SOARING pump costs for petrol and diesel could help to speed the adoption of plug-in vehicles by fleets, says Arval, the leading vehicle leasing and fleet management company.
Petrol and diesel prices have soared from just £1 per litre at the start of the year with diesel now ranging from around £1.14 at supermarkets to £1.30+ at motorway services – and the falling value of the pound is likely to create further pressure.
Shaun Sadlier, head of consulting at Arval UK, said: “Rising fuel prices tend to have a two stage impact on fleets. The first is to look at the basics of fuel management – ensuring that fuel cards are being used, the data produced analysed, inefficient vehicles and drivers identified, and sensible strategies put in place.
“In the medium to longer term, however, rising fuel prices generally create a need to identify vehicle choices that offer greater fuel economy for businesses and their drivers.
“At the moment, we are unlikely to see anything other than incremental fuel cost advantages gained from petrol and diesel technology but plug-in vehicles offer a genuine step change when it comes to fuel costs.
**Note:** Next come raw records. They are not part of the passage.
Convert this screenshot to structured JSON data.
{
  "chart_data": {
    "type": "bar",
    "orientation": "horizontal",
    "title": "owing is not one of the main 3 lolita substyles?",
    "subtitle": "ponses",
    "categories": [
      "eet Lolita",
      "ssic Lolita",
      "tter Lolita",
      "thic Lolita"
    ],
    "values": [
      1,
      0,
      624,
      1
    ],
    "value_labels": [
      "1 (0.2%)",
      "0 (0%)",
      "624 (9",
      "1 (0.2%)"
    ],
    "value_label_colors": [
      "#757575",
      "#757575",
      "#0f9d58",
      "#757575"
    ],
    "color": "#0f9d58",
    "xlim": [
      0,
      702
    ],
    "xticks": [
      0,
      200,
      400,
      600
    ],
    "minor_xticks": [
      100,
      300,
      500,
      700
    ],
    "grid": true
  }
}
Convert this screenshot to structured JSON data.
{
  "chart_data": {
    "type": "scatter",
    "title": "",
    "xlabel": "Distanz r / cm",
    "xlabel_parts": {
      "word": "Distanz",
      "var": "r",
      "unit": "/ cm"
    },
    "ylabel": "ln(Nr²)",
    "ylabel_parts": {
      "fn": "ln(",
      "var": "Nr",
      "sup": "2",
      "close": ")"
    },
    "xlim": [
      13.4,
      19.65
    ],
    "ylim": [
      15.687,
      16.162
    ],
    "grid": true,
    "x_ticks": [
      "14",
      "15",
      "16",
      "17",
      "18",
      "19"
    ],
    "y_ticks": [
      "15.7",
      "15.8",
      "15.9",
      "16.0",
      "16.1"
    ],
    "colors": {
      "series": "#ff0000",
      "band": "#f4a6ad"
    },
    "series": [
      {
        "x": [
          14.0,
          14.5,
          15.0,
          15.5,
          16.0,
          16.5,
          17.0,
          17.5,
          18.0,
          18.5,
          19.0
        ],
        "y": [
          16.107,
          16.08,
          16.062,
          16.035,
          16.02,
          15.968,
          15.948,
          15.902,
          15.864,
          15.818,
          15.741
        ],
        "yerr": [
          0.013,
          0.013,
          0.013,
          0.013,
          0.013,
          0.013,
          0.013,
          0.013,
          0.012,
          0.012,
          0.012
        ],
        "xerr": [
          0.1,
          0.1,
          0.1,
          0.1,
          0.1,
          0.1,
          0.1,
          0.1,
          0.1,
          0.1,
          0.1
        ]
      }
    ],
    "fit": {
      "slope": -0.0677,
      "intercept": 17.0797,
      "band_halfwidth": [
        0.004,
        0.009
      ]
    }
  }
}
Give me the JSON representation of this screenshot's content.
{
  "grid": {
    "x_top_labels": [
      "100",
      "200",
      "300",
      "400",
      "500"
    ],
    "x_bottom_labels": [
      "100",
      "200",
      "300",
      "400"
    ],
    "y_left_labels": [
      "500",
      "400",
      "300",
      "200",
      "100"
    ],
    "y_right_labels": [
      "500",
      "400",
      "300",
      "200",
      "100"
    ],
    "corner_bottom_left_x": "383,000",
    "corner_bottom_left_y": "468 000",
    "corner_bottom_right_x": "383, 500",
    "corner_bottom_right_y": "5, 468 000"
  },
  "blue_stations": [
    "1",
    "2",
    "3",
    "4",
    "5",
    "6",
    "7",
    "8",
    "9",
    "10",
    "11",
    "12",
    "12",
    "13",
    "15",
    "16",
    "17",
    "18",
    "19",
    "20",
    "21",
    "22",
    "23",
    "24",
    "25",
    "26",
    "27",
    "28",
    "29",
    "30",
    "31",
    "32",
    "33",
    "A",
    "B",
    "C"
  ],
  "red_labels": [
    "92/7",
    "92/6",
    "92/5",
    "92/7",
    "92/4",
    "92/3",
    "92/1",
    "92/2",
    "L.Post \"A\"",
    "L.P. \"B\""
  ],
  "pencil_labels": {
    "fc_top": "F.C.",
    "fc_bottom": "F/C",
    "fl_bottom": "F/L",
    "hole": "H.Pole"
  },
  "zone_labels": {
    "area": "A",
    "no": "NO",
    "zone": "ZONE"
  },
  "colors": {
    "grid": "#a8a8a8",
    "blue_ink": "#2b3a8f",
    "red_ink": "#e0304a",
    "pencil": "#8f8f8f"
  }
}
Compared to conventional drivetrain technology, the cost of charging an EV is almost negligible.”
Shaun said that, if fuel prices continued to rise, it was possible to envisage reaching a tipping point where electric vehicle range would become viable for more fleets.
“Within a few years, we have seen a situation develop where the typical electric car range has effectively doubled from around 100 miles to nearer 200 and several planned models look set to exceed this by some distance. Plug-in hybrids also provide an attractive middle ground for many drivers, combining efficiency with practicality.
“Our view is that, at a certain point, fleet adoption rates of EVs will significantly increase and, alongside range, high fuel prices will inevitably play a major part in this decision-making process.
“Identifying the exact range and fuel pump price at which this will start to happen is not completely clear but certainly, once EVs get to a range of around 300 miles, we will probably be somewhere in the right neighbourhood.
“These are exciting times. Very soon fleets could be part of a revolution that will see the most radical shift in drivetrain technology in more than a century of motoring.”